Victoria brewers are pursuing sustainability in many levels of their businesses. In terms of the raw product breweries have found ways to use three of the waste products of brewing: grain, heat, and carbon dioxide. Ground, dried, sprouted barley is steeped in boiling water to produce wort, a sugary liquid that ultimately becomes beer. After the wort is removed from this mixture, the spent grain will often be sent out to farms where it makes good feed for the livestock; Spinnakers actually buys beef that had been fed its spent grain.

Other waste components of the beer-making process are composted as local businesses, like ReFuse, will come and collect your compost from kitchens and food producing industries. Phillips Brewery has developed internal recycling systems where the steam produced from cooking the beer is used to reheat water and where the heat given off by the refrigeration units is redirected to heat the offices.

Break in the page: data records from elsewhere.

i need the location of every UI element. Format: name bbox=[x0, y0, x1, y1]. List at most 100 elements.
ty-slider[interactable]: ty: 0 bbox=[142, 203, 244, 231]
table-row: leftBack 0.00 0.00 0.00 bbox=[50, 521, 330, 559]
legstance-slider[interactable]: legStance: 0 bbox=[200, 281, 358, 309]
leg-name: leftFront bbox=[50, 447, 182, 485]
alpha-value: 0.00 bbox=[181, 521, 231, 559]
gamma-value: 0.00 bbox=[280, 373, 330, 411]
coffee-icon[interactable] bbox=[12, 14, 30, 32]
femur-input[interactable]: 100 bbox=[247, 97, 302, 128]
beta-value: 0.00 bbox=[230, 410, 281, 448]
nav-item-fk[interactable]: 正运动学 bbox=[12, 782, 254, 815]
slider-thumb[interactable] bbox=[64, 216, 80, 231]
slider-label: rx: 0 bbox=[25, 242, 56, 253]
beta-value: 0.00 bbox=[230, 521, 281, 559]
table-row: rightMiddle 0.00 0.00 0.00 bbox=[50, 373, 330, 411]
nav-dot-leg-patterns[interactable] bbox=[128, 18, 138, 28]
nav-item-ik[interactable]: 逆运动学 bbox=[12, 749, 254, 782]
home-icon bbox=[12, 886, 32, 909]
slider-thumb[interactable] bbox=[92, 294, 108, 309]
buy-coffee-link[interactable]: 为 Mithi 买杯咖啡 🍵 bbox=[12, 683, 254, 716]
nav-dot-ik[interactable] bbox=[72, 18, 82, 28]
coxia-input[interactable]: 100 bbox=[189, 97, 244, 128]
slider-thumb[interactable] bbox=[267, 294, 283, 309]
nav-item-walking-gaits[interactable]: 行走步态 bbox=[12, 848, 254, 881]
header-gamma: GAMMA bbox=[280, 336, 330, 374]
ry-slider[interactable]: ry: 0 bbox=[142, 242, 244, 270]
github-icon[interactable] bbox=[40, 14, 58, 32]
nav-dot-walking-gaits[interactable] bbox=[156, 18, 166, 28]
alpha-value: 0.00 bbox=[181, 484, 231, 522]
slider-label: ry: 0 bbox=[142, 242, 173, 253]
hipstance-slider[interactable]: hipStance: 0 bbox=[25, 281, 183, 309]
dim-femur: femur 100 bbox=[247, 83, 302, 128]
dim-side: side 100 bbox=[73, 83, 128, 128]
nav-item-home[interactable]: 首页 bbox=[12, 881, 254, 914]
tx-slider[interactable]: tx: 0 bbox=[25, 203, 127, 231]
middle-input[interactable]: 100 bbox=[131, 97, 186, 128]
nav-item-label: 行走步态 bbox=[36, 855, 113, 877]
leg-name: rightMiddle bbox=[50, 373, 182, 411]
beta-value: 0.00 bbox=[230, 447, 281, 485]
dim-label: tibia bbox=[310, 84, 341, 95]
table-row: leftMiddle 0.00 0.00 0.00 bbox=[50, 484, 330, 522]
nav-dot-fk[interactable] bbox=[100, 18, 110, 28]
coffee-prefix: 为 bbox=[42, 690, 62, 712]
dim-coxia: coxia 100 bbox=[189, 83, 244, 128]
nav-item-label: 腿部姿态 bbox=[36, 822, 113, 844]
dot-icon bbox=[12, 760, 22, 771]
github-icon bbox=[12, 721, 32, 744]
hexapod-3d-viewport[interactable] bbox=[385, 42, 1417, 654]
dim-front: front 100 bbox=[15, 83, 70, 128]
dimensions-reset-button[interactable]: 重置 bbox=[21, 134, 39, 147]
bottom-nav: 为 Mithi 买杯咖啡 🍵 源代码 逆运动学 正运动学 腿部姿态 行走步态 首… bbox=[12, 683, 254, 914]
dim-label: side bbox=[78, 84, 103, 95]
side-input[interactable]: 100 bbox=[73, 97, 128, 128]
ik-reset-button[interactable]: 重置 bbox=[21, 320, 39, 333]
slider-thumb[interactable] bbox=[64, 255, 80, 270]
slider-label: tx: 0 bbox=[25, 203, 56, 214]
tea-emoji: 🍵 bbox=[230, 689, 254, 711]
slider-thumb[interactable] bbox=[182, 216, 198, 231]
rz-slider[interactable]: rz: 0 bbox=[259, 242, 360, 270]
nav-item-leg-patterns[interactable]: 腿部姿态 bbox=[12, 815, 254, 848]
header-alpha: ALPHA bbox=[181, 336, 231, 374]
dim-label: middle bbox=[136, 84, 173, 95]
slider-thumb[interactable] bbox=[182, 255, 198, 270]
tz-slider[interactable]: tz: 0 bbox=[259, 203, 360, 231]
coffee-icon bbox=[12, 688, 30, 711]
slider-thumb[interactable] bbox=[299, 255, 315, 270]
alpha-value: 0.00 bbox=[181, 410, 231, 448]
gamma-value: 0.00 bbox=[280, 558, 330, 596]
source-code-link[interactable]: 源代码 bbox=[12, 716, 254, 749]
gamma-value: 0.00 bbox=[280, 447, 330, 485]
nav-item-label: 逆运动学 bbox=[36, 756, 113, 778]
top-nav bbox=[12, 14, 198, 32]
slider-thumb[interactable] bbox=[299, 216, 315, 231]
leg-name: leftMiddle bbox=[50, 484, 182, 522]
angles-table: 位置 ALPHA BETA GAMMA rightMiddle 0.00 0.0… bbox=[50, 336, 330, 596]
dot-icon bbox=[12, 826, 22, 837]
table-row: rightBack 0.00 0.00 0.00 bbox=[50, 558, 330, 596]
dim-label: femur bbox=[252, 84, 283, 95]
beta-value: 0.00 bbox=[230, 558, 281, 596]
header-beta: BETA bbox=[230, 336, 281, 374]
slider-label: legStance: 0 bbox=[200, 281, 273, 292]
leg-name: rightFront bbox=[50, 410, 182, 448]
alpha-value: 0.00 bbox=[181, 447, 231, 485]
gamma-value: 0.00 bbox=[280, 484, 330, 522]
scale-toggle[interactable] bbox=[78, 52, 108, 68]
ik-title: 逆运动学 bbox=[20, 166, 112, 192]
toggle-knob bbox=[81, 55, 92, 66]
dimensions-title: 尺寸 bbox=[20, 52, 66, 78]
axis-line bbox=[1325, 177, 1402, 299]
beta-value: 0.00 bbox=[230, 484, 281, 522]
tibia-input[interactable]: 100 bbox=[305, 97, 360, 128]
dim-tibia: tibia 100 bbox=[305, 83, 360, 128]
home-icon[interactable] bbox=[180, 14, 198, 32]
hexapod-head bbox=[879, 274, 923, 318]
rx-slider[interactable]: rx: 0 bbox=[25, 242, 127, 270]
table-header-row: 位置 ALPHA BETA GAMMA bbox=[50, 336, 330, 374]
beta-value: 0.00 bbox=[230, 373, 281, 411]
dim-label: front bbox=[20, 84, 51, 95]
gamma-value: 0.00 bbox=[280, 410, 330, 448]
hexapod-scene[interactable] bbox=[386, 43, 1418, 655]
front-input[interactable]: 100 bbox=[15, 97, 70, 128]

The second measure of sustainability is one that BC brewers have come together on: the BC Bottle Pool. We have all noted when consuming these products how similar the bottles are for so many different products. The reason for that is that they are part of the BC Bottle Pool, where the typical long neck brown glass bottle is washed, re-labeled and re-filled.

Perhaps one of the most unique methods of container sustainability is one that is older than commonly thought. The Growler is a large glass bottle purchased by the consumer and taken directly to the brewery for refilling (at an excellent price too!) Growlers were around at the same time as the first phase of the Victoria microbrewing culture. Patrons would get their bottles filled and on the trip home the carbon dioxide would escape from the bottle and make a distinctive ‘growling’ sound. The lids are better now, but the name remains. Another perk of using the Growler is that the beer you are getting is right from the source and as fresh as it can be. The choices afforded a Growler fill are often greater than the ones available in stores, and the limited run brews tend to be easier to come by when you fill up your trusty jug than trying to get a hold of one in stores.

The final way that Victoria breweries are engaging in practices of sustainability is in their community involvement. Many of us have been to events around town that were heavily sponsored by one or more of these local breweries. Rifflandia, Rock the Shores, Vic Fest and of course The Great Canadian Beer Festival; all of these and so many more are  events that keep our community united through experience.

2013 marks the third year of the Phillips Benefit Brew and this year’s recipient is the Little People of BC. Previous winners of this competition are the Ancient Forest Alliance and CETUS. For each year different charities are nominated and voted on, once a winner has been decided a brew is developed and proceeds from the sales of the Benefit Brew go to the charity.

Brewing in Victoria has come full circle. The first stage of gold miners and European immigrants was the impetus for a boom in the brewing industry, and then it faded away. With the efforts of a few local brewers and their stouthearted taste buds the culture of microbrewery has come back to Victoria, and it has come with force. The efforts these local companies are making in terms of innovation, quality and sustainability should make this stage of Victoria’s microbrewing culture not fade away. So, get out there! Try something new. You never know who you’re helping out when you do.